Better topic and keyword suggestions based on your code
This is a work in progress (WIP). Our reasoning for the final product is below.
Right now, every developer needs to manually think of keywords for their code bases, if they want them to be easily indexable, searchable, and understood by other developers. These keywords can occur in a variety of different places - for instance, in your package.json
if you are writing JavaScript for npm, or in your GitHub repository’s topics, if you are working on GitHub, or in your GemSpec, your README, and so on. For each case, slightly different keywords make sense - it doesn’t help to tell npm that you are writing a JavaScript module, while it may be useful to set a js
topic on GitHub.
Importantly, writing these keywords takes effort, and the effort isn’t easily synced. Sure, there are packages which can automatically convert keywords in your manifests into topics on GitHub - I wrote one at build-a-space - but this still requires you to do the hard work of thinking them up in the first place.
What this workflow doesn’t do is:
- Optimize topics for discovery
- Optimize topics for each different venue where they will be seen
- Ensure that your topics are relevant to your codebase
- Automatically come up with topics for you.
All of these things are — or will be — possible with Katahdin.
First, we automatically get any topics we can from your manifest files or your GitHub Repository. Why wouldn’t we - the work is already done!

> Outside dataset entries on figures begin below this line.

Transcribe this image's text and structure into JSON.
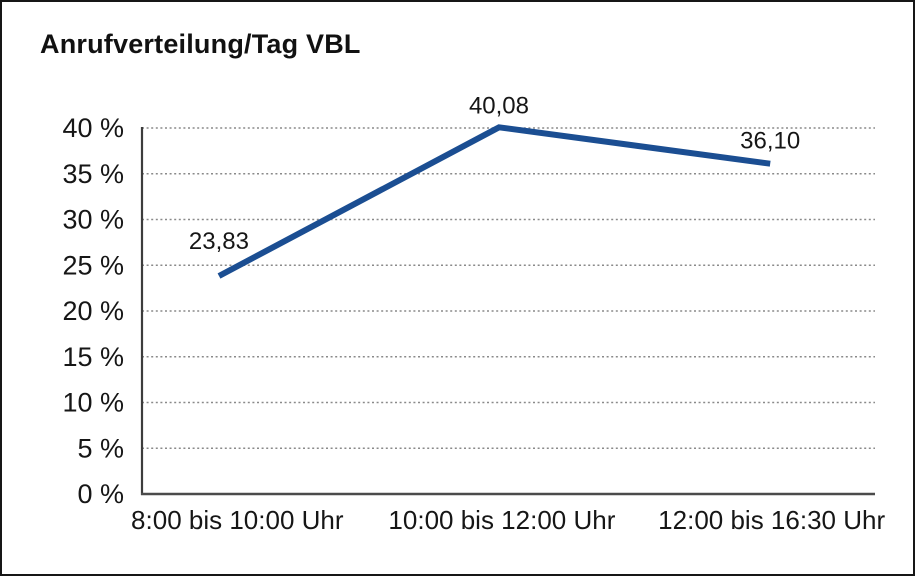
{
  "chart_data": {
    "type": "line",
    "title": "Anrufverteilung/Tag VBL",
    "categories": [
      "8:00 bis 10:00 Uhr",
      "10:00 bis 12:00 Uhr",
      "12:00 bis 16:30 Uhr"
    ],
    "values": [
      23.83,
      40.08,
      36.1
    ],
    "value_labels": [
      "23,83",
      "40,08",
      "36,10"
    ],
    "ytick_labels": [
      "0 %",
      "5 %",
      "10 %",
      "15 %",
      "20 %",
      "25 %",
      "30 %",
      "35 %",
      "40 %"
    ],
    "ylim": [
      0,
      40
    ],
    "xlabel": "",
    "ylabel": "",
    "legend": "none",
    "grid": "horizontal-dotted",
    "line_color": "#1b4e92",
    "text_color": "#161616",
    "gridline_color": "#8a8a8a",
    "axis_color": "#3d3d3d"
  }
}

Then, we pull topics from your high-level documentation. This means your README, GitHub description, and any other documents you may have committed in your code which are in plaintext and are useful. We extract topics using a combination of Named Entity Recognition, noun-phrase extraction, and topic modeling. Then, we cross-check these topics against databases of keywords provided or gotten from GitHub and NPM.

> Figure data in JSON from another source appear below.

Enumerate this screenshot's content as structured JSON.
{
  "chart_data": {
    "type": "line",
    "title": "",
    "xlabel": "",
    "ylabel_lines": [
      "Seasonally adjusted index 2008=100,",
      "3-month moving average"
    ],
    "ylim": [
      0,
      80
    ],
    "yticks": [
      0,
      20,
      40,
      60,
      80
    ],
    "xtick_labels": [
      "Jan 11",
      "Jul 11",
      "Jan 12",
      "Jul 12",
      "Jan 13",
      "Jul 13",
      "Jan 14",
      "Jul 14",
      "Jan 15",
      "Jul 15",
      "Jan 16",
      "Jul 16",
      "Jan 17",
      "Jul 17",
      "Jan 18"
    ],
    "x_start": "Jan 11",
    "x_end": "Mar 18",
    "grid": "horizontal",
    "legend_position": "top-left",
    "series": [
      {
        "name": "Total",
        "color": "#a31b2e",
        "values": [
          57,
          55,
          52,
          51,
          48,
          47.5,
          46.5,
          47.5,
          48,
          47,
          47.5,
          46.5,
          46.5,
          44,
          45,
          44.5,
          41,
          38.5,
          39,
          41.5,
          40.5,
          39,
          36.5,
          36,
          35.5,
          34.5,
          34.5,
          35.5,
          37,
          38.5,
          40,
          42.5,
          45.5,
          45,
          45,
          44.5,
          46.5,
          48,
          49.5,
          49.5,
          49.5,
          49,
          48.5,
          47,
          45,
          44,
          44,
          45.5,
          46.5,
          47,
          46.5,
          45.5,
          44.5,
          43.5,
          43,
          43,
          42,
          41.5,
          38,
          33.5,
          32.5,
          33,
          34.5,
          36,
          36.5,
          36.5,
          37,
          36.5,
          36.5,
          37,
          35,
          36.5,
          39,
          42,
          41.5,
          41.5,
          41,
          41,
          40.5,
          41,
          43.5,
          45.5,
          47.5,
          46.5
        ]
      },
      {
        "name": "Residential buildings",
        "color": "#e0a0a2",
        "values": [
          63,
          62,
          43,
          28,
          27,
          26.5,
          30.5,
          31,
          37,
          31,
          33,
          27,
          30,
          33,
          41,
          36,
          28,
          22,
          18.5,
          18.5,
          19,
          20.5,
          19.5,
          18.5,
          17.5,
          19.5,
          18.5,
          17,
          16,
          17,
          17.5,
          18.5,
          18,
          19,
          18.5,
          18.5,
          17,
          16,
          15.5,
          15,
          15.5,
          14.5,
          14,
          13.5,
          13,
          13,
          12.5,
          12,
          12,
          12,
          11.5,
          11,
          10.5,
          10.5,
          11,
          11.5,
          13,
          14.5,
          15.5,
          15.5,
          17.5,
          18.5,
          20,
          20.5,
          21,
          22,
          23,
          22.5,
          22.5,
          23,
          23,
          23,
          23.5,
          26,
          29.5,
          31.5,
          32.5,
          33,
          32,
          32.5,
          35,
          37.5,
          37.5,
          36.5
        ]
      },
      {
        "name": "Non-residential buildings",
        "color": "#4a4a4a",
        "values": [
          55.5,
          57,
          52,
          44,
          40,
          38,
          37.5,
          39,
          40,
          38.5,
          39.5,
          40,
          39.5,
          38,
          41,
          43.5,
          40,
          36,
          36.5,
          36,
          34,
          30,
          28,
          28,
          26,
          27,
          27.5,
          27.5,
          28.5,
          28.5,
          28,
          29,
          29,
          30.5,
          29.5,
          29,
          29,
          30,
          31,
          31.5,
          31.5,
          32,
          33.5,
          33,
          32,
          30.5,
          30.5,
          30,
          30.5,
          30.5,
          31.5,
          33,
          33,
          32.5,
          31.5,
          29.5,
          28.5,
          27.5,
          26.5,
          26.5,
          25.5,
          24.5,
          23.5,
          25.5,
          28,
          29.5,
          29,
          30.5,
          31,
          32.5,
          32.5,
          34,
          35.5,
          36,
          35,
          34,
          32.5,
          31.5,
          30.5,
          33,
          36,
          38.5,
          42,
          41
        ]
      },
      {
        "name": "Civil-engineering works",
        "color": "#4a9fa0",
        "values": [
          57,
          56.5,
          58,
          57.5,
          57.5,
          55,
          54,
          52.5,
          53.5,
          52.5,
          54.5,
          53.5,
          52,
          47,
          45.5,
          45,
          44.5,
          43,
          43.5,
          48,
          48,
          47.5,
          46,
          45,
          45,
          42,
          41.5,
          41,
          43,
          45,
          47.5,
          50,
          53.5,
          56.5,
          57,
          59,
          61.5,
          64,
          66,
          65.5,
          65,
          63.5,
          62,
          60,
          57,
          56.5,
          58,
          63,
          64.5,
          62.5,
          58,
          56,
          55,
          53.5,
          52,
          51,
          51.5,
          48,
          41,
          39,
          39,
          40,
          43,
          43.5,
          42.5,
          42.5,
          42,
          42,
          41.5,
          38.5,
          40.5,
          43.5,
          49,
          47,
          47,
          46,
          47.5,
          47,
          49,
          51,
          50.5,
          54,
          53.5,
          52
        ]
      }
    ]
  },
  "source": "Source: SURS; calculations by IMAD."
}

We then automatically serve a list of suspected relevant topics to you. You can do this in your CLI, or you can integrate it programmatically into your codebase using normal JavaScript imports. If you accept the topics, we’ll automatically open a PR for you to the relevant repository, and automatically try to set the topics using your GitHub API key.
Richard Littauer and Maintainer Mountaineer maintain this. Interested in helping out? We’re always looking for more collaborators.
Want to help with the details?
Great. Check out the code in this repository. Are you here a bit early? That’s OK, too - this document was written before the code was written, as a way of making it clear from the get-go that this was a good idea and that there’s a story to attach the effort too. Manifesto-driven-development helps us stay motivated and clear on what we’re doing.
Jump into the issues if you want to help out. Ask questions! Peek around! Submit PRs!
Please make sure your actions here conform to the Contributor Covenant Code of Conduct.
Because this is a project by Maintainer Mountaineer. At some point, naming is difficult, so we decided to go with something arbitrary. Katahdin is the highest mountain in Maine.
All work in this repository will be under the MIT license © Burnt Fen Creative LLC 2017.